Have students compare more recent maps with each other in order to see how European boundaries have changed since WWI to the current boundaries.

The worksheet that is included is designed to help students see the changes and the general patterns of change over time.

Lesson idea 2

Once students have completed the map analysis exercise, introduce a map of the European Union.

Ask students to discuss how the European Union may affect future political boundaries. Do you think states will get larger as the EU continues to grow? Do you think states will become smaller and perhaps create more nation – states in Europe?

Students will need to be able to defend their opinions with facts and data.

Lesson idea 3

In this lesson students will take part in a role play exercise. Divide students into groups that represent the new countries of the former state of Yugoslavia (Bosnia, Croatia, Serbia, Slovenia, Macedonia and Kossovo) as well as groups that represent Austria, Greece, Bulgaria, etc. The number of groups will depend on the size of your class. Having groups of 3 for this would be best.

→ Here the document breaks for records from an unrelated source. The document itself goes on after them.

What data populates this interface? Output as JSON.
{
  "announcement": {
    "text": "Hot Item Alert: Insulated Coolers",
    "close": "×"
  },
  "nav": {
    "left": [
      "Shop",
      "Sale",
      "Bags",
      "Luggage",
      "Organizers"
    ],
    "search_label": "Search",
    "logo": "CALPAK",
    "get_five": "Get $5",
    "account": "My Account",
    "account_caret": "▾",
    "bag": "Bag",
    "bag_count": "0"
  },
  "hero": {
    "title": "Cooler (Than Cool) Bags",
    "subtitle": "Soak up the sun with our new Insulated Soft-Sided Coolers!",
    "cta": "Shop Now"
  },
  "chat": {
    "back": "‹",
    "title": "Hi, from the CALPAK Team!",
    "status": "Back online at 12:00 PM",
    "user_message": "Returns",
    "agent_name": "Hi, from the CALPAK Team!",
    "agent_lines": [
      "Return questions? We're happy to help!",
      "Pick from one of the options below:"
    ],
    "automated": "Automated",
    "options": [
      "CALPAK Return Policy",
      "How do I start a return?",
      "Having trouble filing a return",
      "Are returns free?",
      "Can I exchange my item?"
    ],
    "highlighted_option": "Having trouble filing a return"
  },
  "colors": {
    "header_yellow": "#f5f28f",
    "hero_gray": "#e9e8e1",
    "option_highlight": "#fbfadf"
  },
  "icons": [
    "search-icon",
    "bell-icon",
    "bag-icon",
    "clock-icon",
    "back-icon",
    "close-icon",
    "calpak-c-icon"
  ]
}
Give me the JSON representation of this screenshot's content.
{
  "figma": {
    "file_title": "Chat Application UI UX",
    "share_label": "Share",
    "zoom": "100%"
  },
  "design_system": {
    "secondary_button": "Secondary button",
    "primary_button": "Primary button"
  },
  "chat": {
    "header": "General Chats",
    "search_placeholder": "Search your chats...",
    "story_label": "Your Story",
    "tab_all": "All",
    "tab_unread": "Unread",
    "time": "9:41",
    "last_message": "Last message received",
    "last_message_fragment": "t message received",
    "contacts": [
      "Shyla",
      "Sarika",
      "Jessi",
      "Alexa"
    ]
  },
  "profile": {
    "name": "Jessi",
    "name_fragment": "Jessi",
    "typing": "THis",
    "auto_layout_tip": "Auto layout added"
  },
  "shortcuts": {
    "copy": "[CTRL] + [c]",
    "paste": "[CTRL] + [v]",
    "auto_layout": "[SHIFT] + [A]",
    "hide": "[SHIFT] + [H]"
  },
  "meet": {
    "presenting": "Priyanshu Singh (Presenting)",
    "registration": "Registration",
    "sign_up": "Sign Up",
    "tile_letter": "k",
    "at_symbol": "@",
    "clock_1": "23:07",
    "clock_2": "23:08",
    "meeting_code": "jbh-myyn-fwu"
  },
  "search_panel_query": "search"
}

Each group will determine how viable their state is. They will need to research data such as natural resources, GNP, exports, imports, alliances, population data, ethnic make up, etc.

Students will also need to be able to explain their role in the EU, if they are a current member, or decide if they would they want to become a member. If so, what are the chances they would be accepted? If not, why not?
Who would their Allies would be? Why?
What states they may have conflicts with? Why?
Could this divide Europe/the EU by ethnic lines?
Could nationalism become a reason for future conflict?
If students decide their state is not viable, then they need to decide what state they would join and if this would be a partnership or if they would just become part of that state.

Resources

  • “Human Geography in Action” 4th edition. Kuby, Harner and Gober. Wiley publisher.
  • Excellent chapter on the break up of Yugoslavia entitled; Breaking up is hard to do”.
  • Google the following sites (urls change periodically)
    • CIA Worldfactbook
    • The European Union and Border Conflicts: The Impact of Integration and Association
  • The Incongruent Culture? Nationalist-Populism and Democratization of Post –Communist Central Europe. Tomas Strazay
  • National Minorities in East Central Europe and the Balkans in Historical Perspective. Richard L. Rudolph at ../assets/pdf/wp927.pdf

Comparing European Maps through Time

Comparing pre World War I Map and Post World War I Map

  1. Name the Central Power whose territory was reduced to the smallest size.
  2. Name the state with which Germany had a common border in 1914, but not in 1919.
  3. Name the new state that included the prewar state of Serbia.
  4. What Central Power did not lose territory in Europe?
  5. Which original member of the Allies lost considerable territory according to the 1919 map?
  6. A Balkan state whose boundaries were not changed by the war was:
  7. Italy gained territory from which state?
  8. Name a new state that had no access to an ocean or sea.
  9. Name a small Baltic state that was created after World War I
  10. Name a Balkan state that gained territory after World War I.
  11. Using the maps from 1919 and 1939, name the countries that became German territory in 1939.
  12. Using the 1939 map and the 1950 – 1989 map, name the new state that was created after World War II.
  13. Using the 1939 map and the 1950 – 1989 map, what states became a part of the USSR?
  14. What changes to political boundaries took place in the Balkan region from 1919 to 1989?
  15. Name the NATO states
  16. Name the Communist states
  17. What changes occurred in the Balkan region between 1950 – 1989 and 2000?
  18. What states re – appear on the 2000 map in the Baltic region?
  19. What states change in the Balkan region between 2000 and 2008?
  20. The current political map of Europe most resembles which historic map of Europe?

Short answer questions

  1. Is nationalism increasing or decreasing in Europe?
  2. How do the maps show devolution in Europe? (reference specific maps in your answer)
  3. What centrifugal forces have created the current political map of Europe?
  4. How can the European Union serve as a centripetal force in Europe?
  5. What events would explain each historic map of Europe?